Now it's a little bit different. I have 20-ish pounds to lose...30-ish if I feel REALLY ambitious (but I know that's likely not a weight I'll ever be able to maintain) and I'm pretty happy where I am (though I'll be much happier 10 pounds down). Things with Finny seem to be beginning to resolve themselves without anything scarier than tubefeeding...which is now something of the past. We still have a long ways to go with her, but it's easier now and to be honest, I'm finding raising Willem far more challenging right now than my other two put together.
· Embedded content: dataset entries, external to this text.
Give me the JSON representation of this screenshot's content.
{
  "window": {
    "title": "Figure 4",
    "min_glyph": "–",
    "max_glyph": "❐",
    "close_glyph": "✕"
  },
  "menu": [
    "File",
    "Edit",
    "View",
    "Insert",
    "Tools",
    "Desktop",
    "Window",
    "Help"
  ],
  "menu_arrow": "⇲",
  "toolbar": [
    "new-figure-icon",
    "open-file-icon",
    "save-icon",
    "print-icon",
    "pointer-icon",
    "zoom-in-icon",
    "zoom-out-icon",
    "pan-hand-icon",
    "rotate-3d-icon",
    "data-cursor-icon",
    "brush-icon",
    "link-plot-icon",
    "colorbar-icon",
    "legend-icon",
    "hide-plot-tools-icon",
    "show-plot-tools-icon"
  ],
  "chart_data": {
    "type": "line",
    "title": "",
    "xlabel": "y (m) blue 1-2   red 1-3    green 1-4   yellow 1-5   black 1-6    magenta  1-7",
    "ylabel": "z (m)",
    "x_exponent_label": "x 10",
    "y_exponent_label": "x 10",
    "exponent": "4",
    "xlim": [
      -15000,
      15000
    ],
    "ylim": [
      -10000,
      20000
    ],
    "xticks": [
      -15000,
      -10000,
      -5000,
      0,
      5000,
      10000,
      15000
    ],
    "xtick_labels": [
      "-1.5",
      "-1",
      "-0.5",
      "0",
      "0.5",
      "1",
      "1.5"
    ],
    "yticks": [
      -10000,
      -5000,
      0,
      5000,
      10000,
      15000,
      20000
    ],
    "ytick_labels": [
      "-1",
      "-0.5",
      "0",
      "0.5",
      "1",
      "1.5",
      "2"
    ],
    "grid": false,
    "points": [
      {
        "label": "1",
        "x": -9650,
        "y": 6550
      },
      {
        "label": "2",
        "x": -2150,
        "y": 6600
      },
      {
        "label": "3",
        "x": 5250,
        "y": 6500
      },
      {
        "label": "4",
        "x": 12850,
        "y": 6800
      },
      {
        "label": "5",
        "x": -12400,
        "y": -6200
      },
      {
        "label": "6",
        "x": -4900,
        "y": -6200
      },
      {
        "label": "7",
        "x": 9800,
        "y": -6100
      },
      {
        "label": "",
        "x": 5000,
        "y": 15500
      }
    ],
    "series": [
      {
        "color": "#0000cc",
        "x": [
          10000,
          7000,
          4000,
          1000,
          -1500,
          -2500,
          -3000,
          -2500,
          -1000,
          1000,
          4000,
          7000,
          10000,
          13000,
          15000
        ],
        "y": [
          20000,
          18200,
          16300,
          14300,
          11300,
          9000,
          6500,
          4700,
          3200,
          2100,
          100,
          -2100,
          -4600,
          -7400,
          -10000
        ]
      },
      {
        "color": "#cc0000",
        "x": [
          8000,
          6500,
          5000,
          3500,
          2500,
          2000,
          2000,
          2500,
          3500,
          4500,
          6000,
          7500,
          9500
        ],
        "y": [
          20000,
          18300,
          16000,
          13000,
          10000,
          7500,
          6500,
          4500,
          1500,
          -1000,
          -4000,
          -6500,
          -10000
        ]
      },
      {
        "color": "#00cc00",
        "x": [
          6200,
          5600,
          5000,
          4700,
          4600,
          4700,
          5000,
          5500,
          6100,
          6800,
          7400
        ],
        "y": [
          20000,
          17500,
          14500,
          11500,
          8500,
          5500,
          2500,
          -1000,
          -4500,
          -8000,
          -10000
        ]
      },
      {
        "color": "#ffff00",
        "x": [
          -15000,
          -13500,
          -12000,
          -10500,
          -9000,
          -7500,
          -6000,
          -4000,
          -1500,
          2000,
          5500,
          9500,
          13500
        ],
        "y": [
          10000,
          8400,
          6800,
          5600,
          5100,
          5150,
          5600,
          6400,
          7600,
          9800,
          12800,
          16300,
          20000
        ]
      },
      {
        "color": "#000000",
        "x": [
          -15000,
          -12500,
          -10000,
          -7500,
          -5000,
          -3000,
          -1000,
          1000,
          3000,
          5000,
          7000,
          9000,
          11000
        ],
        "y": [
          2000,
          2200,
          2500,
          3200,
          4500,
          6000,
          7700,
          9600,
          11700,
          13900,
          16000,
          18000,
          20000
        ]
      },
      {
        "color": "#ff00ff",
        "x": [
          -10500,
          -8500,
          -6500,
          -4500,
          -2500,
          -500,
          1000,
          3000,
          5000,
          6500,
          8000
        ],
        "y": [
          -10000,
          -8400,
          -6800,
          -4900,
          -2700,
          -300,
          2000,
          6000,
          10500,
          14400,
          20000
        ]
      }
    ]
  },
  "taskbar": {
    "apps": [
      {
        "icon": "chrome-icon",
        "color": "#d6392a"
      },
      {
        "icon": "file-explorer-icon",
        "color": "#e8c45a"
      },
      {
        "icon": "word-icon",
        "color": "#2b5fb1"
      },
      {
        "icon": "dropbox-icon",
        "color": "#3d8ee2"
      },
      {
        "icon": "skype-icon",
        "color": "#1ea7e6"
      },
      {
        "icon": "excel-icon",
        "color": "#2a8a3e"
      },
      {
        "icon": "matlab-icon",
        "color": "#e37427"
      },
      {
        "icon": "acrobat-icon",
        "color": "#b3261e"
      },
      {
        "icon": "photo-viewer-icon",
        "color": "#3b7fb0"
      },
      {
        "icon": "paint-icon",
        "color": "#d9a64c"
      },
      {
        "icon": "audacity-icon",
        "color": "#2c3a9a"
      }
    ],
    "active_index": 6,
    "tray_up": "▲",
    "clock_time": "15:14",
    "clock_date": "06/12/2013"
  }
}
So all that said, I feel like my focus is becoming not so much about losing weight but more about not gaining and just keeping healthy with exercise and a smart way of eating. I dunno, is that a bad way to look at it? I'm not trying to get out of this and I am committed to losing this last 23 and I am going to still look to WW's for a guideline, but I want to do it more organically, I guess. I want to do it in such a way that it will stay off. If I'm honest with myself, I know that I will not be able to count points for the rest of my life...and even if I could I don't want to. I know what I need to do to lose and maintain weight (like not binge, like focus on whole grains, lean meat and veggies, like allow myself treats but not let those treats become staples in my diet, like keep active) and that's what I need to do. And that's what I will do. And now that I've said it out in the open, that is what I will have to do just to prove it to myself (and you) that I can do it.
Something I realized after I posted last week...if I lose the 23 pounds in 23 weeks like a plan to, I'll bet at exactly 90 pounds down. That's pretty cool. But really, it's not about the numbers...it's more about losing this muffin top I've developed over the last couple months. So here's to losing my muffin top and hitting my 90 pound goal.
Man, am I ever glad I started this blog. It's been a wonderful source of accountability as I blunder my way through this whole healthy weight thing. Thank you for sticking with me through it all.